Render Effects

There are a number of special render effects that may be set on scene graph nodes to change the way they render. This includes BillboardEffect, Compass Effect, DecalEffect, PolylightEffect, and ShowBoundsEffect.

List of All Render Effects:

BillboardEffect

Dictates that geometry at this node should automatically rotate to face the camera, or any other arbitrary node.

CharacterJointEffect

The effect binds the node back to the character, so that querying the relative transform of the affected node will automatically force the indicated character to be updated first.

PolylightEffect

A PolylightEffect can be used on a node to define a LightGroup for that node. A LightGroup contains PolylightNodes which are essentially nodes that add color to the polygons of a model based on distance. PolylightNode is a cheap way to get lighting effects specially for night scenes

CompassEffect

In its purest form, a CompassEffect is used to keep the node’s rotation fixed relative to the top of the scene graph, despite other transforms that may exist above the node. Hence the name: the node behaves like a magnetic compass, always pointing in the same direction.

ShowBoundsEffect

Applied to a GeomNode to cause a visible bounding volume to be drawn for this node. This is generally used only during development to help identify bounding volume issues.

DecalEffect

Applied to a GeomNode to indicate that the children of this GeomNode are coplanar and should be drawn as decals (eliminating Z-fighting).

TexProjectorEffect

This effect automatically applies a computed texture matrix to the specified texture stage, according to the relative position of two specified nodes.

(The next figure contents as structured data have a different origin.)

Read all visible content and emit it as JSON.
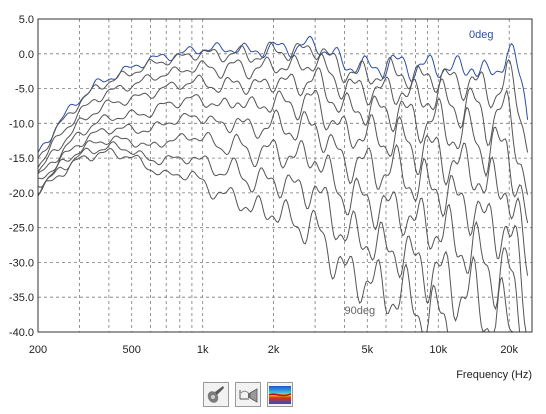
{
  "chart_data": {
    "type": "line",
    "title": "",
    "xlabel": "Frequency (Hz)",
    "ylabel": "",
    "x_scale": "log",
    "xlim": [
      200,
      25000
    ],
    "ylim": [
      -40,
      5
    ],
    "grid": true,
    "x_ticks": [
      {
        "value": 200,
        "label": "200"
      },
      {
        "value": 500,
        "label": "500"
      },
      {
        "value": 1000,
        "label": "1k"
      },
      {
        "value": 2000,
        "label": "2k"
      },
      {
        "value": 5000,
        "label": "5k"
      },
      {
        "value": 10000,
        "label": "10k"
      },
      {
        "value": 20000,
        "label": "20k"
      }
    ],
    "y_ticks": [
      {
        "value": 5,
        "label": "5.0"
      },
      {
        "value": 0,
        "label": "0.0"
      },
      {
        "value": -5,
        "label": "-5.0"
      },
      {
        "value": -10,
        "label": "-10.0"
      },
      {
        "value": -15,
        "label": "-15.0"
      },
      {
        "value": -20,
        "label": "-20.0"
      },
      {
        "value": -25,
        "label": "-25.0"
      },
      {
        "value": -30,
        "label": "-30.0"
      },
      {
        "value": -35,
        "label": "-35.0"
      },
      {
        "value": -40,
        "label": "-40.0"
      }
    ],
    "annotations": [
      {
        "text": "0deg",
        "x": 13500,
        "y": 2.3,
        "color": "#2e4fa3"
      },
      {
        "text": "90deg",
        "x": 4000,
        "y": -37.4,
        "color": "#666666"
      }
    ],
    "series": [
      {
        "color": "#2e4fa3",
        "points": [
          [
            200,
            -14.5
          ],
          [
            250,
            -9.5
          ],
          [
            300,
            -6.5
          ],
          [
            350,
            -4.5
          ],
          [
            400,
            -3.5
          ],
          [
            500,
            -2.0
          ],
          [
            600,
            -0.8
          ],
          [
            700,
            -0.4
          ],
          [
            800,
            0.0
          ],
          [
            900,
            0.4
          ],
          [
            1000,
            0.8
          ],
          [
            1200,
            0.6
          ],
          [
            1400,
            0.9
          ],
          [
            1600,
            0.2
          ],
          [
            2000,
            0.9
          ],
          [
            2500,
            0.8
          ],
          [
            3000,
            1.5
          ],
          [
            3500,
            0.0
          ],
          [
            4000,
            -1.5
          ],
          [
            5000,
            -2.0
          ],
          [
            6000,
            -1.8
          ],
          [
            7000,
            -1.2
          ],
          [
            8000,
            -2.3
          ],
          [
            10000,
            -1.5
          ],
          [
            12000,
            -2.5
          ],
          [
            14000,
            -1.3
          ],
          [
            16000,
            -3.5
          ],
          [
            18000,
            -2.0
          ],
          [
            19500,
            0.8
          ],
          [
            21000,
            -1.0
          ],
          [
            22500,
            -4.5
          ],
          [
            24000,
            -8.5
          ]
        ]
      },
      {
        "color": "#555555",
        "points": [
          [
            200,
            -15.0
          ],
          [
            250,
            -10.0
          ],
          [
            300,
            -7.0
          ],
          [
            350,
            -5.0
          ],
          [
            400,
            -4.0
          ],
          [
            500,
            -2.7
          ],
          [
            600,
            -1.5
          ],
          [
            700,
            -1.0
          ],
          [
            800,
            -0.5
          ],
          [
            900,
            -0.2
          ],
          [
            1000,
            0.2
          ],
          [
            1200,
            -0.3
          ],
          [
            1400,
            0.3
          ],
          [
            1600,
            -0.5
          ],
          [
            2000,
            0.5
          ],
          [
            2500,
            0.2
          ],
          [
            3000,
            1.0
          ],
          [
            3500,
            -0.8
          ],
          [
            4000,
            -2.5
          ],
          [
            5000,
            -3.0
          ],
          [
            6000,
            -2.8
          ],
          [
            7000,
            -2.5
          ],
          [
            8000,
            -3.8
          ],
          [
            10000,
            -3.0
          ],
          [
            12000,
            -4.5
          ],
          [
            14000,
            -3.5
          ],
          [
            16000,
            -6.0
          ],
          [
            18000,
            -5.0
          ],
          [
            19500,
            -3.0
          ],
          [
            21000,
            -5.5
          ],
          [
            22500,
            -9.0
          ],
          [
            24000,
            -12.0
          ]
        ]
      },
      {
        "color": "#555555",
        "points": [
          [
            200,
            -16.0
          ],
          [
            250,
            -11.5
          ],
          [
            300,
            -8.5
          ],
          [
            350,
            -6.5
          ],
          [
            400,
            -5.5
          ],
          [
            500,
            -4.5
          ],
          [
            600,
            -3.5
          ],
          [
            700,
            -2.8
          ],
          [
            800,
            -2.5
          ],
          [
            900,
            -2.0
          ],
          [
            1000,
            -1.8
          ],
          [
            1200,
            -2.5
          ],
          [
            1400,
            -1.5
          ],
          [
            1600,
            -2.5
          ],
          [
            2000,
            -1.5
          ],
          [
            2500,
            -2.0
          ],
          [
            3000,
            -1.0
          ],
          [
            3500,
            -3.0
          ],
          [
            4000,
            -5.0
          ],
          [
            5000,
            -5.0
          ],
          [
            6000,
            -5.5
          ],
          [
            7000,
            -5.0
          ],
          [
            8000,
            -6.5
          ],
          [
            10000,
            -6.0
          ],
          [
            12000,
            -8.0
          ],
          [
            14000,
            -7.0
          ],
          [
            16000,
            -10.0
          ],
          [
            18000,
            -9.0
          ],
          [
            19500,
            -8.0
          ],
          [
            21000,
            -11.0
          ],
          [
            22500,
            -15.0
          ],
          [
            24000,
            -20.0
          ]
        ]
      },
      {
        "color": "#555555",
        "points": [
          [
            200,
            -17.0
          ],
          [
            250,
            -13.0
          ],
          [
            300,
            -10.0
          ],
          [
            350,
            -8.2
          ],
          [
            400,
            -7.2
          ],
          [
            500,
            -6.5
          ],
          [
            600,
            -5.8
          ],
          [
            700,
            -4.8
          ],
          [
            800,
            -4.5
          ],
          [
            900,
            -4.0
          ],
          [
            1000,
            -4.0
          ],
          [
            1200,
            -5.0
          ],
          [
            1400,
            -3.8
          ],
          [
            1600,
            -5.0
          ],
          [
            2000,
            -3.8
          ],
          [
            2500,
            -4.5
          ],
          [
            3000,
            -3.5
          ],
          [
            3500,
            -6.0
          ],
          [
            4000,
            -8.0
          ],
          [
            5000,
            -8.0
          ],
          [
            6000,
            -8.5
          ],
          [
            7000,
            -8.0
          ],
          [
            8000,
            -10.0
          ],
          [
            10000,
            -9.5
          ],
          [
            12000,
            -12.0
          ],
          [
            14000,
            -11.0
          ],
          [
            16000,
            -14.5
          ],
          [
            18000,
            -13.5
          ],
          [
            19500,
            -13.0
          ],
          [
            21000,
            -16.5
          ],
          [
            22500,
            -21.0
          ],
          [
            24000,
            -26.0
          ]
        ]
      },
      {
        "color": "#555555",
        "points": [
          [
            200,
            -17.8
          ],
          [
            250,
            -14.2
          ],
          [
            300,
            -11.5
          ],
          [
            350,
            -10.0
          ],
          [
            400,
            -9.2
          ],
          [
            500,
            -8.8
          ],
          [
            600,
            -8.5
          ],
          [
            700,
            -7.2
          ],
          [
            800,
            -7.0
          ],
          [
            900,
            -6.5
          ],
          [
            1000,
            -6.5
          ],
          [
            1200,
            -7.8
          ],
          [
            1400,
            -6.5
          ],
          [
            1600,
            -7.8
          ],
          [
            2000,
            -6.8
          ],
          [
            2500,
            -7.5
          ],
          [
            3000,
            -6.5
          ],
          [
            3500,
            -9.5
          ],
          [
            4000,
            -11.5
          ],
          [
            5000,
            -11.5
          ],
          [
            6000,
            -12.5
          ],
          [
            7000,
            -12.0
          ],
          [
            8000,
            -14.0
          ],
          [
            10000,
            -14.0
          ],
          [
            12000,
            -16.5
          ],
          [
            14000,
            -16.0
          ],
          [
            16000,
            -19.5
          ],
          [
            18000,
            -19.0
          ],
          [
            19500,
            -18.5
          ],
          [
            21000,
            -22.0
          ],
          [
            22500,
            -27.0
          ],
          [
            24000,
            -32.0
          ]
        ]
      },
      {
        "color": "#555555",
        "points": [
          [
            200,
            -18.5
          ],
          [
            250,
            -15.2
          ],
          [
            300,
            -12.8
          ],
          [
            350,
            -11.5
          ],
          [
            400,
            -10.8
          ],
          [
            500,
            -10.8
          ],
          [
            600,
            -11.0
          ],
          [
            700,
            -9.8
          ],
          [
            800,
            -9.5
          ],
          [
            900,
            -9.0
          ],
          [
            1000,
            -9.0
          ],
          [
            1200,
            -10.5
          ],
          [
            1400,
            -9.5
          ],
          [
            1600,
            -11.0
          ],
          [
            2000,
            -10.0
          ],
          [
            2500,
            -11.0
          ],
          [
            3000,
            -10.0
          ],
          [
            3500,
            -13.5
          ],
          [
            4000,
            -15.5
          ],
          [
            5000,
            -16.0
          ],
          [
            6000,
            -17.0
          ],
          [
            7000,
            -16.5
          ],
          [
            8000,
            -19.0
          ],
          [
            10000,
            -19.0
          ],
          [
            12000,
            -21.5
          ],
          [
            14000,
            -21.5
          ],
          [
            16000,
            -25.0
          ],
          [
            18000,
            -25.0
          ],
          [
            19500,
            -24.5
          ],
          [
            21000,
            -28.5
          ],
          [
            22500,
            -33.0
          ],
          [
            24000,
            -38.0
          ]
        ]
      },
      {
        "color": "#555555",
        "points": [
          [
            200,
            -19.0
          ],
          [
            250,
            -16.0
          ],
          [
            300,
            -13.8
          ],
          [
            350,
            -12.8
          ],
          [
            400,
            -12.3
          ],
          [
            500,
            -12.5
          ],
          [
            600,
            -13.5
          ],
          [
            700,
            -12.5
          ],
          [
            800,
            -12.3
          ],
          [
            900,
            -11.8
          ],
          [
            1000,
            -12.0
          ],
          [
            1200,
            -13.5
          ],
          [
            1400,
            -12.8
          ],
          [
            1600,
            -14.5
          ],
          [
            2000,
            -13.8
          ],
          [
            2500,
            -15.0
          ],
          [
            3000,
            -14.5
          ],
          [
            3500,
            -18.0
          ],
          [
            4000,
            -20.5
          ],
          [
            5000,
            -21.0
          ],
          [
            6000,
            -22.5
          ],
          [
            7000,
            -22.0
          ],
          [
            8000,
            -24.5
          ],
          [
            10000,
            -25.0
          ],
          [
            12000,
            -27.5
          ],
          [
            14000,
            -28.0
          ],
          [
            16000,
            -31.0
          ],
          [
            18000,
            -31.5
          ],
          [
            19500,
            -31.0
          ],
          [
            21000,
            -35.0
          ],
          [
            22500,
            -39.0
          ]
        ]
      },
      {
        "color": "#555555",
        "points": [
          [
            200,
            -19.5
          ],
          [
            250,
            -16.6
          ],
          [
            300,
            -14.6
          ],
          [
            350,
            -13.8
          ],
          [
            400,
            -13.3
          ],
          [
            500,
            -13.8
          ],
          [
            600,
            -15.5
          ],
          [
            700,
            -15.0
          ],
          [
            800,
            -15.3
          ],
          [
            900,
            -14.8
          ],
          [
            1000,
            -15.5
          ],
          [
            1200,
            -17.0
          ],
          [
            1400,
            -16.5
          ],
          [
            1600,
            -18.5
          ],
          [
            2000,
            -18.0
          ],
          [
            2500,
            -19.5
          ],
          [
            3000,
            -19.5
          ],
          [
            3500,
            -23.0
          ],
          [
            4000,
            -26.0
          ],
          [
            5000,
            -26.5
          ],
          [
            6000,
            -28.5
          ],
          [
            7000,
            -28.0
          ],
          [
            8000,
            -30.5
          ],
          [
            10000,
            -31.5
          ],
          [
            12000,
            -34.0
          ],
          [
            14000,
            -34.5
          ],
          [
            16000,
            -37.5
          ],
          [
            18000,
            -38.0
          ],
          [
            19500,
            -38.0
          ],
          [
            21000,
            -40.0
          ]
        ]
      },
      {
        "color": "#555555",
        "points": [
          [
            200,
            -20.0
          ],
          [
            250,
            -17.2
          ],
          [
            300,
            -15.2
          ],
          [
            350,
            -14.5
          ],
          [
            400,
            -14.2
          ],
          [
            500,
            -14.8
          ],
          [
            600,
            -16.5
          ],
          [
            700,
            -17.5
          ],
          [
            800,
            -17.3
          ],
          [
            900,
            -17.5
          ],
          [
            1000,
            -18.5
          ],
          [
            1200,
            -20.5
          ],
          [
            1400,
            -20.5
          ],
          [
            1600,
            -22.5
          ],
          [
            2000,
            -22.5
          ],
          [
            2500,
            -24.5
          ],
          [
            3000,
            -25.0
          ],
          [
            3500,
            -28.5
          ],
          [
            4000,
            -31.5
          ],
          [
            5000,
            -32.5
          ],
          [
            6000,
            -34.5
          ],
          [
            7000,
            -34.5
          ],
          [
            8000,
            -36.5
          ],
          [
            10000,
            -38.0
          ],
          [
            12000,
            -40.0
          ]
        ]
      }
    ]
  },
  "toolbar": {
    "buttons": [
      {
        "icon": "speaker-icon"
      },
      {
        "icon": "polar-plot-icon"
      },
      {
        "icon": "sonogram-icon"
      }
    ]
  }
}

RenderEffect represents render properties that must be applied as soon as they are encountered in the scene graph, rather than propagating down to the leaves. This is different from RenderAttrib, which represents properties like color and texture that don’t do anything until they propagate down to a GeomNode.

You should not attempt to create or modify a RenderEffect directly; instead, use the make() method of the appropriate kind of effect you want. This will allocate and return a new RenderEffect of the appropriate type, and it may share pointers if possible. Do not modify the new RenderEffect if you wish to change its properties; instead, create a new one.

Once you have created a RenderEffect, you need to decide what it should affect. If you have an effect that should affect everything in the scene the NodePath in the next line of code is “render”. If you only want it to affect specific objects, choose the appropriate place in the scene graph.